Cassazione penale Sez. V sentenza n. 1358 del 6 febbraio 1987

(1 massima)

(massima n. 1)

Ai fini della sussistenza del delitto di falsità, materiale o ideologica, in atto pubblico, è sufficiente il dolo generico. Ciò non importa, però, che il dolo inest in re ipsa; al contrario, esso deve essere sempre rigorosamente provato e deve essere escluso tutte le volte in cui la falsità, risulti essere oltre o contro la intenzione dell'agente, come quando risulti essere semplicemente dovuta ad una leggerezza o ad una negligenza di costui, poiché il sistema vigente ignora del tutto la figura del falso documentale colposo.
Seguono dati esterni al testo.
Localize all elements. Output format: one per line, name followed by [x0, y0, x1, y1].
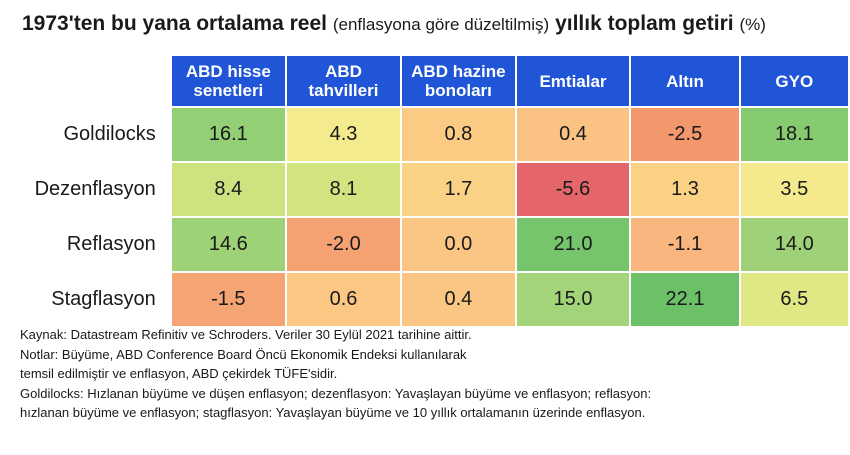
- title-bold-part-2: yıllık toplam getiri: [555, 12, 734, 35]
- title-normal-part-2: (%): [739, 15, 766, 34]
- column-header: GYO: [741, 56, 848, 106]
- heatmap-cell: 18.1: [741, 108, 848, 161]
- heatmap-cell: 0.4: [517, 108, 630, 161]
- table-row: [10, 108, 848, 161]
- column-header: Emtialar: [517, 56, 630, 106]
- heatmap-cell: 21.0: [517, 218, 630, 271]
- heatmap-cell: -1.5: [172, 273, 285, 326]
- heatmap-cell: 22.1: [631, 273, 738, 326]
- heatmap-cell: 14.0: [741, 218, 848, 271]
- heatmap-cell: 3.5: [741, 163, 848, 216]
- corner-cell: [10, 56, 170, 106]
- footnotes: [20, 325, 651, 423]
- definitions-line: Goldilocks: Hızlanan büyüme ve düşen enflasyon; dezenflasyon: Yavaşlayan büyüme ve enflasyon; reflasyon:: [20, 385, 652, 401]
- row-label: Dezenflasyon: [34, 178, 156, 200]
- heatmap-cell: 1.3: [631, 163, 738, 216]
- definitions-line: hızlanan büyüme ve enflasyon; stagflasyon: Yavaşlayan büyüme ve 10 yıllık ortalamanın üzerinde enflasyon.: [20, 405, 646, 420]
- row-label: Reflasyon: [66, 233, 156, 255]
- source-note: Kaynak: Datastream Refinitiv ve Schroders. Veriler 30 Eylül 2021 tarihine aittir.: [20, 327, 472, 342]
- row-label: Goldilocks: [63, 123, 156, 145]
- heatmap-cell: 0.4: [402, 273, 515, 326]
- heatmap-cell: 8.1: [287, 163, 400, 216]
- heatmap-cell: -5.6: [517, 163, 630, 216]
- heatmap-cell: 15.0: [517, 273, 630, 326]
- heatmap-cell: -2.5: [631, 108, 738, 161]
- heatmap-cell: 4.3: [287, 108, 400, 161]
- title-bold-part-1: 1973'ten bu yana ortalama reel: [22, 12, 327, 35]
- heatmap-cell: -1.1: [631, 218, 738, 271]
- heatmap-cell: 8.4: [172, 163, 285, 216]
- heatmap-cell: 0.0: [402, 218, 515, 271]
- notes-line: temsil edilmiştir ve enflasyon, ABD çekirdek TÜFE'sidir.: [20, 366, 338, 381]
- heatmap-cell: 16.1: [172, 108, 285, 161]
- column-header: Altın: [631, 56, 738, 106]
- table-row: [10, 273, 848, 326]
- table-row: [10, 218, 848, 271]
- column-header: ABD hazine bonoları: [402, 56, 515, 106]
- column-header: ABD tahvilleri: [287, 56, 400, 106]
- heatmap-cell: 6.5: [741, 273, 848, 326]
- table-row: [10, 163, 848, 216]
- heatmap-cell: -2.0: [287, 218, 400, 271]
- heatmap-cell: 1.7: [402, 163, 515, 216]
- heatmap-cell: 14.6: [172, 218, 285, 271]
- header-row: [10, 56, 848, 106]
- title-normal-part-1: (enflasyona göre düzeltilmiş): [332, 15, 550, 34]
- heatmap-cell: 0.8: [402, 108, 515, 161]
- column-header: ABD hisse senetleri: [172, 56, 285, 106]
- heatmap-table: [8, 54, 850, 328]
- heatmap-cell: 0.6: [287, 273, 400, 326]
- notes-line: Notlar: Büyüme, ABD Conference Board Öncü Ekonomik Endeksi kullanılarak: [20, 346, 467, 362]
- chart-title: [22, 12, 766, 36]
- row-label: Stagflasyon: [51, 288, 156, 310]
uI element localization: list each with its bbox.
Quanto alla prova, il dolo, quale fenomeno interno e soggettivo, si manifesta attraverso segni esteriori, sicché resta affidata ai facta concludentia, ossia a quelle modalità estrinseche dell'azione dotate di valore sintomatico; assume anche rilievo (a volte decisivo), ai fini della prova, l'eventuale scopo perseguito o meno dall'agente, di modo che l'indagine — riservata al giudice di merito — esige che ogni singolo caso sia inquadrato e valutato nella cornice di circostanze concomitanti. (Fattispecie relativa ad annullamento di sentenza assolutoria non sufficientemente motivata, alla stregua degli indicati parametri, sulla mancanza di dolo).